A clash of African football giants, one on the rise, the other in decline is befitting description of today’s semi-final encounter between the Black Stars of Ghana and the Indomitable Lions of Cameroun.
It is a clash between two of the power houses of the African game; each of them well endowed with the character and appetite for high honours.
A four-time champions of Africa, both Ghana and Cameroun are used to the big stage and have produced generations of world-class footballers, almost with equal measure.
With such awesome pedigree in African football, the two teams sharing eight of the 25 championship titles so far won, there is a reason why Ghana and Cameroun are meeting only for the 12th time in a 40-year history.
Between 1963 and 1982 when Ghana amassed its four championship titles, the Indomitable Lions were no real force in the continental game.
And from 1984, when Cameroun's dominance of African football began, it was not until 1992 that Ghana re-emerged at the Nations Cup stage during the finals in Senegal.

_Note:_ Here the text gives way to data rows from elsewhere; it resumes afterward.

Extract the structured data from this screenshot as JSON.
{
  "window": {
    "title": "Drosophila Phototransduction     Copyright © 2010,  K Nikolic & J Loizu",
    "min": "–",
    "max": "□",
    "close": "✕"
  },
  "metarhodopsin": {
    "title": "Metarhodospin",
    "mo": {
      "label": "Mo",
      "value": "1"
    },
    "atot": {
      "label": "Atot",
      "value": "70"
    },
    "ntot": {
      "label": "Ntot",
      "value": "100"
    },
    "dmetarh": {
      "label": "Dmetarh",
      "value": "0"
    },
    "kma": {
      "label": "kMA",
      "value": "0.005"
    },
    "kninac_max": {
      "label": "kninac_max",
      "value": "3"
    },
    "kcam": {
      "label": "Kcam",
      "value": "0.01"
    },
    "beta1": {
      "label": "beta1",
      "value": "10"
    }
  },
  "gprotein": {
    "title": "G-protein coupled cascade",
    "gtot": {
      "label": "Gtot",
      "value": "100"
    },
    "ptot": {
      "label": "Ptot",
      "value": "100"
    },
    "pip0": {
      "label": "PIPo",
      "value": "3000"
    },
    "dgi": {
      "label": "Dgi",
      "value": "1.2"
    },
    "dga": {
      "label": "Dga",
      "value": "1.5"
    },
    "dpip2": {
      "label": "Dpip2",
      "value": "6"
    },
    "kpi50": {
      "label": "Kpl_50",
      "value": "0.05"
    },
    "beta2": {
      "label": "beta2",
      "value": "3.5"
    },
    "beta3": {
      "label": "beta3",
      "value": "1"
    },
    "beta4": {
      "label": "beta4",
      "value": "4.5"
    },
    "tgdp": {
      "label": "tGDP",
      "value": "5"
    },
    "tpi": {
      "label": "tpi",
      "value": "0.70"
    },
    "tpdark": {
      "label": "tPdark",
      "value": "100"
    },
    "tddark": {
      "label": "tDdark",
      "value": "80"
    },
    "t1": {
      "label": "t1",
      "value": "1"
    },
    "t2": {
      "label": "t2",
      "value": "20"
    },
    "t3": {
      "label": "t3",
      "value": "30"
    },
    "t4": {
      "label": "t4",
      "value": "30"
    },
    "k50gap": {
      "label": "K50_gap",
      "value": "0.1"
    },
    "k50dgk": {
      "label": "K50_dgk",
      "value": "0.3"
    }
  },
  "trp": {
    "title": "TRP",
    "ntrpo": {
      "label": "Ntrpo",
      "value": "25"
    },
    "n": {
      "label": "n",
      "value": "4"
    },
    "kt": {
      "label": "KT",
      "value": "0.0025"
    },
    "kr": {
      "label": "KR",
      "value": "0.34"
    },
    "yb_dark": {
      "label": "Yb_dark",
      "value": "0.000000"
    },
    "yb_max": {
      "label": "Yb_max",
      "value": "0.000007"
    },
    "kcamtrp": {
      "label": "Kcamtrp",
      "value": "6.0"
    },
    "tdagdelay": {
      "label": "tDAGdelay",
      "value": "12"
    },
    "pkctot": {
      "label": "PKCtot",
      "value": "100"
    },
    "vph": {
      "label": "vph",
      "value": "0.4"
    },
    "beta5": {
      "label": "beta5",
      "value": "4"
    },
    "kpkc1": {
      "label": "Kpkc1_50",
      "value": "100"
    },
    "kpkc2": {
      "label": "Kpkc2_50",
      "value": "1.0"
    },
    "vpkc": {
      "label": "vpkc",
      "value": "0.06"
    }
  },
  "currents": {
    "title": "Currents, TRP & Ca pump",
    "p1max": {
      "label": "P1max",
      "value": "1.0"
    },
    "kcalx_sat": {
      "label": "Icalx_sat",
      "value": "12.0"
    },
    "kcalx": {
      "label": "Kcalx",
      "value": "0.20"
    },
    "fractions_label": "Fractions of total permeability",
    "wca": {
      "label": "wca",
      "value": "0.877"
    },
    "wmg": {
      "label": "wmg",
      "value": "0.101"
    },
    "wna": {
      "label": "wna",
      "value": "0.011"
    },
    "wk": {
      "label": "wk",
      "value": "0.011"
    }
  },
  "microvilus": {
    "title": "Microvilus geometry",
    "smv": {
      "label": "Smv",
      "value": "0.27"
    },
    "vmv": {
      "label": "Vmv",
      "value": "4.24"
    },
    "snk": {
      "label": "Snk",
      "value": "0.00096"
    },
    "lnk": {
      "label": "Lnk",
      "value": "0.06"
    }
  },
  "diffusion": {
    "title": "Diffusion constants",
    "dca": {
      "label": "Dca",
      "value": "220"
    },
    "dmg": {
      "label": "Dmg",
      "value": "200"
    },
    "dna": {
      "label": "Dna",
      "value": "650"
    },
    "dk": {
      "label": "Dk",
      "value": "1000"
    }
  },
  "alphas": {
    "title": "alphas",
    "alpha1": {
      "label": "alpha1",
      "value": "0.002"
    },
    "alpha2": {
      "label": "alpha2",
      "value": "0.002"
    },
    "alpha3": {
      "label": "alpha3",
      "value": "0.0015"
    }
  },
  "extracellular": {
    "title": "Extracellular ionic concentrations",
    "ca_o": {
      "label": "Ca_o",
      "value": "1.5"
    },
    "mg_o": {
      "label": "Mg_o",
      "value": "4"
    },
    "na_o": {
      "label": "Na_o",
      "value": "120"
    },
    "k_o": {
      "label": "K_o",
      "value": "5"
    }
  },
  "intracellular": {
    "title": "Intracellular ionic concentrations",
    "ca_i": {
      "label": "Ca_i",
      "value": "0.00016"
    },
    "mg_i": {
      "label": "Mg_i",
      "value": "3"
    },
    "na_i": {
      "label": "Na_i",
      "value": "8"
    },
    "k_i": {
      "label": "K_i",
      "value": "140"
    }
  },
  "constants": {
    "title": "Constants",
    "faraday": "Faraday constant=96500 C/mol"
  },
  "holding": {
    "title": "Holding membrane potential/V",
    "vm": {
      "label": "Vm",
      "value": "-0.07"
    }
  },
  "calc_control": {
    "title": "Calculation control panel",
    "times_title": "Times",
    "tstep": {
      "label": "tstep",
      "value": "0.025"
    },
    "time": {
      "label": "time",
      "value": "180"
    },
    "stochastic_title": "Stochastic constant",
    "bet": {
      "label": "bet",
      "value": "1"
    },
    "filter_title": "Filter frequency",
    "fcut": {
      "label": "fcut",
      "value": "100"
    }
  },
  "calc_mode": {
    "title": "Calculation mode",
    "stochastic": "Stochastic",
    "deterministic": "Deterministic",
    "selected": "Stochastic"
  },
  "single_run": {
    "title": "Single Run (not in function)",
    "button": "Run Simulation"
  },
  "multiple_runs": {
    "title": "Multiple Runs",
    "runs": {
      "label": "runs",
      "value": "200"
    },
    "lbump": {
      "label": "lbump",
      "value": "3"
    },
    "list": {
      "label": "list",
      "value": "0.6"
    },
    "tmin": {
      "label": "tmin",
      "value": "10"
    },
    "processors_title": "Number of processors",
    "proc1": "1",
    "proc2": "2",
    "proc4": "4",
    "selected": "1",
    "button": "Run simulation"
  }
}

By then Cameroun had won its second African championship (1984 and 1988), a signal of how the pendulum has been swinging - when one is on its way up, the other is on its way down.
From that point of view, Ghana's coach, Claude Le Roy, has labelled today's clash a "difficult curve to negotiate" in a true presentation of what challenge confronts the two sides.
It was a candid view expressed by the Frenchman, at least 24 hours before it dawned on him that the journey to the Nations Cup dreamland would not succeed without encountering the team that projected him into coaching limelight on the continent.
"I know the semi-final curve is always difficult to negotiate," the Frenchman said after his team barely sealed its first semi-final berth since South Africa 1996 with a hard-fought 2-1 victory over Nigeria last Sunday.
In fact, it was in acknowledgement particularly of his solitary Nations Cup success in Morocco 1988 where he guided the Indomitable Lions past the host nation with a 1-0 vjctory in Rabat.
In Ghana 2008, Le Roy's Black Stars are playing host to Cameroun in just the 13th clash between the two sides in history and his fear of suffering the fate which he guided Cameroun to inflict on Morocco in 1988 has provided reason for his well-guided comments.
Such is the situation in which Le Roy finds himself that in spite of the growing confidence in the team's camp, he has given little away by way of tactics.
Confronted by the free-scoring Indomitable Lions, led by the prolific Samuel Eto'o, Le Roy could not have had a worse time in charge of a Nations Cup campaign, as he now has to work without his trusted but suspended central defender, skipper John Mensah, with doubts still hanging over Shilla Illiasu, despite official pronouncements that he is fit.
If the condition in the Stars' camp is uncomfortable, comments by Cameroun coach, Otto Pfister, that he would paralyse the Stars tactically were a damning assessment of the quality the German faces in his French counterpart who knows Camerounian football just as much as Pfister is conversant with the Ghanaian game.
But what he may find awkward is the role Michael Essien will assume in Ghana's game plan.
The midfield general was graceful in defence for the last 30 minutes during which he filled the void John Mensah left when he was shown the red card in the match against Nigeria.
Whether he returns to that position, or maintains his midfield role, Essien's influence on the Ghanaian team could be the factor to neutralise the presence of Eto'o, Geremi Njitap, Alexandre Song, Mbai, Desire Job and all who have ridden more on their famous glory days than on true current form.
The credentials of Cameroun, who won the first of their four titles when Ghana had won all four of their then record four titles, will force a real difficult tie for a host nation pressurised by a "Host And Win" agenda to replicate the country's own feat in 1963 and 1978, as well as the few others that have followed, including Egypt's example in 2006.
And Le Roy can force some smile ahead of the battle on account of Nations Cup revelation Anthony Annan's form and the evidence that has been so glaring in this tournament that the generation of Rigobert Song is on its way down as the Essien-Agogo train powers its way up.